The photo is sourced from rscf.ru
Electrolysis – decomposing water molecules into hydrogen and oxygen under the impact of electric current – requires the use of catalysts that significantly speed up chemical processes. Platinum metal is considered to be the best of these, but scientists are looking for less expensive alternatives, one of which is molybdenum disulfide (MoS2) – a gray-blue crystalline powder, oily to the touch. However, only one of its modifications exhibits high catalytic activity, which decreases when heated to 80 degrees Celsius, an inevitable level for industrial conditions.
The research of the Russian scientists was intended to answer the following question: how to increase stability of molybdenum disulfide so that to improve its catalytic properties? Depositing a negatively charged material on MoS2 monolayers became the solution.
The crystal lattice of molybdenum disulfide consists of S-Mo-S (sulfur-molybdenum-sulfur) layers of three-atom thickness. Molybdenum and sulfur atoms inside these layers are linked by covalent chemical bonds, and the layers themselves are linked due to the so-called van der Waals interactions – intermolecular forces that are weaker than a chemical bond. This structure makes it possible to separate MoS2 crystals into separate layers as well as to obtain the systems, in which molybdenum disulfide layers alternate with other components. This gave researchers the opportunity to build between the layers of anions (negatively charged ions) MoS2 “stuffing” of organic cations (positively charged ions) strongly associated with sulfide layers due to electrostatic and non-covalent interactions.

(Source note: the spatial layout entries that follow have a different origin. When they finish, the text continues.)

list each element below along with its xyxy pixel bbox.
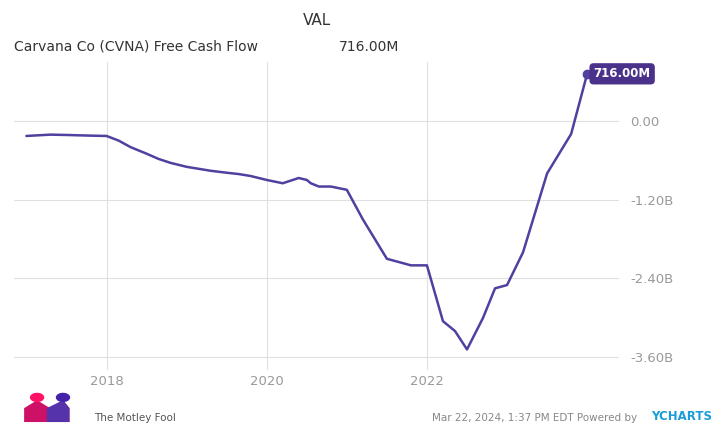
- Text: Carvana Co (CVNA) Free Cash Flow: Carvana Co (CVNA) Free Cash Flow: [14, 40, 258, 54]
- Circle shape: [56, 393, 69, 401]
- Polygon shape: [47, 400, 69, 422]
- Text: The Motley Fool: The Motley Fool: [94, 413, 176, 423]
- Text: Mar 22, 2024, 1:37 PM EDT Powered by: Mar 22, 2024, 1:37 PM EDT Powered by: [432, 413, 637, 423]
- Polygon shape: [24, 400, 69, 422]
- Text: 716.00M: 716.00M: [338, 40, 399, 54]
- Text: YCHARTS: YCHARTS: [652, 411, 713, 423]
- Text: VAL: VAL: [302, 13, 331, 28]
- Text: 716.00M: 716.00M: [593, 67, 651, 80]
- Circle shape: [30, 393, 44, 401]
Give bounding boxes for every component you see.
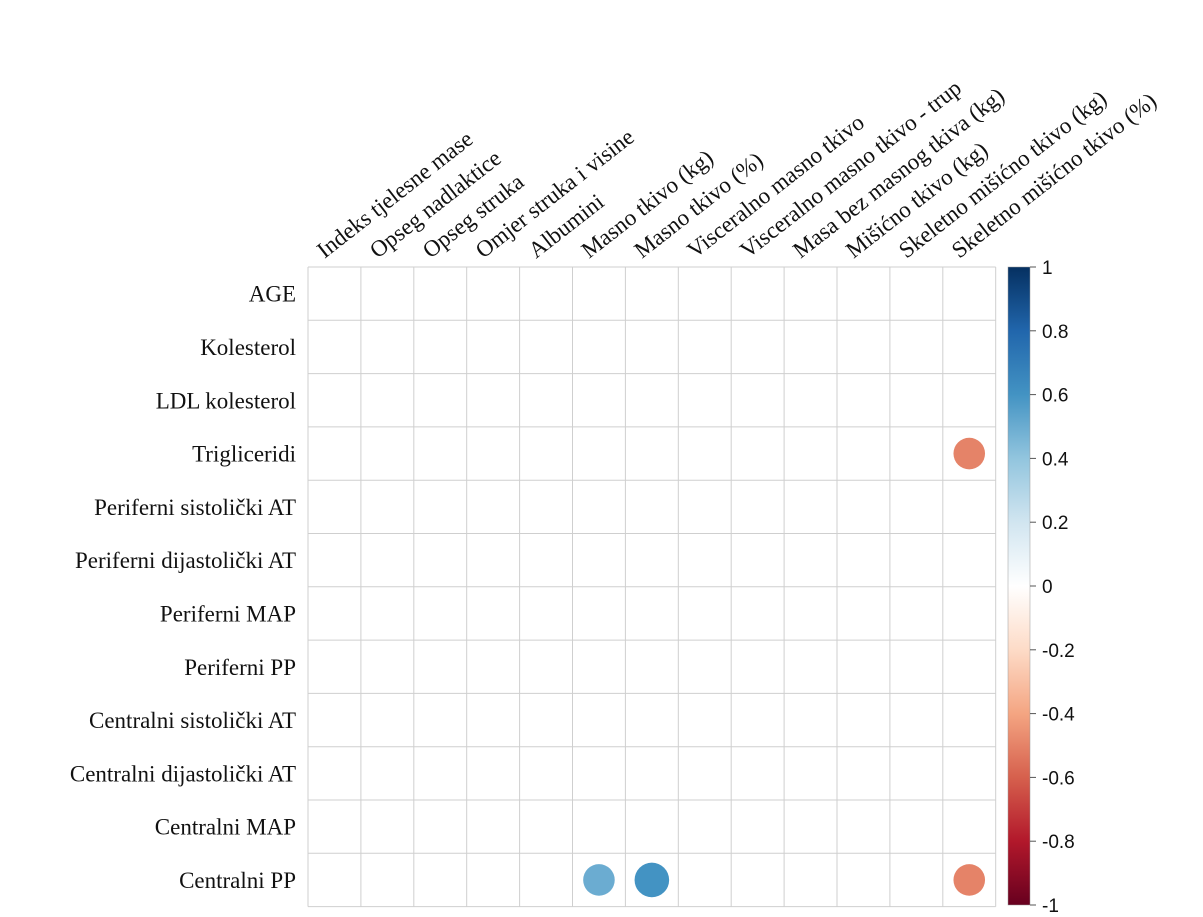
row-label: Centralni sistolički AT (89, 708, 296, 733)
legend-tick-label: 1 (1042, 258, 1053, 279)
legend-tick-label: 0.4 (1042, 449, 1069, 470)
legend-tick-label: 0 (1042, 577, 1053, 598)
legend-tick-label: 0.8 (1042, 322, 1068, 343)
row-label: Centralni PP (179, 868, 296, 893)
legend-tick-label: -1 (1042, 896, 1059, 917)
row-label: Periferni PP (184, 655, 296, 680)
legend-tick-label: -0.8 (1042, 832, 1075, 853)
row-labels: AGE Kolesterol LDL kolesterol Trigliceridi P… (70, 282, 296, 893)
legend-color-bar (1007, 266, 1031, 906)
row-label: Kolesterol (200, 335, 296, 360)
row-label: Periferni sistolički AT (94, 495, 296, 520)
correlation-cells (583, 437, 986, 898)
row-label: AGE (249, 282, 296, 307)
row-label: Periferni MAP (160, 601, 296, 626)
grid (307, 266, 997, 908)
correlation-circle (583, 864, 615, 896)
correlation-circle (634, 862, 670, 898)
legend-tick-label: -0.4 (1042, 705, 1075, 726)
row-label: Centralni dijastolički AT (70, 761, 296, 786)
legend-tick-label: 0.2 (1042, 513, 1068, 534)
legend-tick-label: 0.6 (1042, 386, 1068, 407)
legend-tick-label: -0.6 (1042, 768, 1075, 789)
row-label: Periferni dijastolički AT (75, 548, 296, 573)
row-label: Trigliceridi (192, 442, 296, 467)
row-label: Centralni MAP (155, 815, 296, 840)
correlation-circle (953, 437, 986, 470)
color-legend: 1 0.8 0.6 0.4 0.2 0 -0.2 -0.4 -0.6 -0.8 -1 (1007, 258, 1075, 917)
correlation-circle (953, 864, 986, 896)
row-label: LDL kolesterol (156, 388, 296, 413)
legend-tick-label: -0.2 (1042, 641, 1075, 662)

The authors of the research conducted a thousand continuous cycles of water splitting, during which the catalyst activity remained unchanged due to the built-in organic layers. Some samples remained stable even at the temperatures of 150-200 degrees Celsius. “We hope that the data obtained in this research will help to find a new approach to the design of MoS2-based catalysts for hydrogen production without emitting carbon dioxide,” the Russian Science Foundation quotes Alexander Golub, PhD in chemistry, the project leader.